Nick Lewis-Smith, Director at Michael Anthony Estate Agents, discusses how the UK Spring Budget announcement will affect first-time buyers
Nick Lewis-Smith, Director at Michael Anthony – Estate Agents, began his career with Michael Anthony in 2004. He remains very passionate about helping people find their dream homes and providing the best possible service.
Here, Nick provides his expert insight on how first-time buyers and landlords will be impacted by the UK Spring Budget announcement.
How will the UK Spring Budget announcement affect first-time buyers?
Currently, buyer demand is higher than expected – its highest since October 2022 after the mini-budget announcement. According to Zoopla’s house price index, there are 65% more properties on the market compared to last March. This makes an ideal time for first-time buyers to consider owning their own property, especially as more sales are going through in lower price bands.
Prepayment meter bills would be brought in line with direct debits
This year’s Spring Budget also announced that prepayment meter bills would be brought in line with direct debits, which is great news and will help people with the cost of living crisis. With this help and with house prices lowering and rent continually increasing, now is the ideal time for first-time buyers to step onto the property ladder. Presently, it is cheaper for people to buy property than it is to rent.
What is your advice to first-time buyers?
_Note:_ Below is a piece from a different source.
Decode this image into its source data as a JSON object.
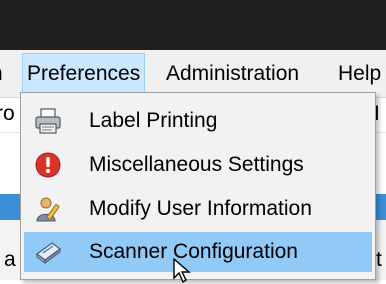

First-time buyers must seek independent mortgage advice. Those who are hoping to take their first step onto the property ladder need to look at the whole lending market and must set affordability parameters which suit their buying needs and current lifestyle. Securing a mortgage in principle before entering negotiations on a purchase will always put first-time buyers in a much stronger position to buy position their dream home.
I advise first-time buyers to save up at least a 5% deposit before looking at houses within their price range. However, in the wake of the COVID-19 pandemic, more lenders and asking for a 10-15% deposit. Ultimately, though, it’s always best for first-time buyers to make the largest deposit possible when buying property. This is because it makes buyers a safer investment for a mortgage lender – with a larger house deposit, lower mortgage interest rates will be offered.
How will house prices be affected in general?
After Autumn’s mini-budget announcement, the housing market saw a 1.4% price fall. Following the Spring Budget announcement, the main price drops in housing are finished – whilst there may be a slight drop in the near future, generally speaking, house prices will remain stable. Potentially, towards the end of the year, house prices may start to pick back up slowly.
The Spring budget mostly focused on jobs and economic growth, which ultimately supports the housing market as house prices tend to stagnate and fall when unemployment rises, and the economy is doing badly.
How will landlords be affected by the UK Spring Budget announcement?
Apart from the modification in corporation tax relief, which impacts certain landlords with extensive property portfolios operating as a company, there was a scant reference to any other measures that might incentivise landlords to continue investing in the sector.
Before the budget announcement, suggestions such as reintroducing tax relief on mortgage interest payments and reducing stamp duty were proposed as ways to assist the sector. Nonetheless, neither of these proposals was implemented.
Landlords are also facing big changes with the ‘Renters Reform Bill’, due to be voted on in parliament before next month (May 2023). This bill will end no-fault evictions and require all rental properties to meet a new ‘decent homes standard’, which currently only applies to the social housing sector. On top of this, by 2025, landlords may be banned from renting homes that have an Energy Performance Certificate (EPC) rating lower than C.
We are seeing more landlords choosing to sell their properties
Due to the challenges landlords are currently facing, we are seeing more landlords choosing to sell their properties. As a result, this is diminishing the availability of properties for rent. This increase in demand and limited supply has pushed up rent prices. Unless there is a significant increase in the number of properties available to let, Rightmove predicts that the average asking rent will rise by an estimated 5% in 2023 alone. Outside London, the average monthly rent costs £1,172 (up by almost 8% on last year). In the capital, average rent has hit a record-breaking average of £2,480 per month – with inner London average rents over £3000 for the very first time.
If a buyer is looking to invest in buy-to-let, it’s important to seek advice on the best target properties that will provide the correct rental yields and the types of property which make safe investments for the long term. Some people may be ‘an accidental landlord’, where the current sales market price point means that renting your property for a period of time is the financially wise route to follow. With the current rate of increased rents and dip in rental properties on the market, now is a good time to consider becoming a landlord.
This piece has been written and provided by Nick Lewis-Smith, Director at Michael Anthony – Estate Agents.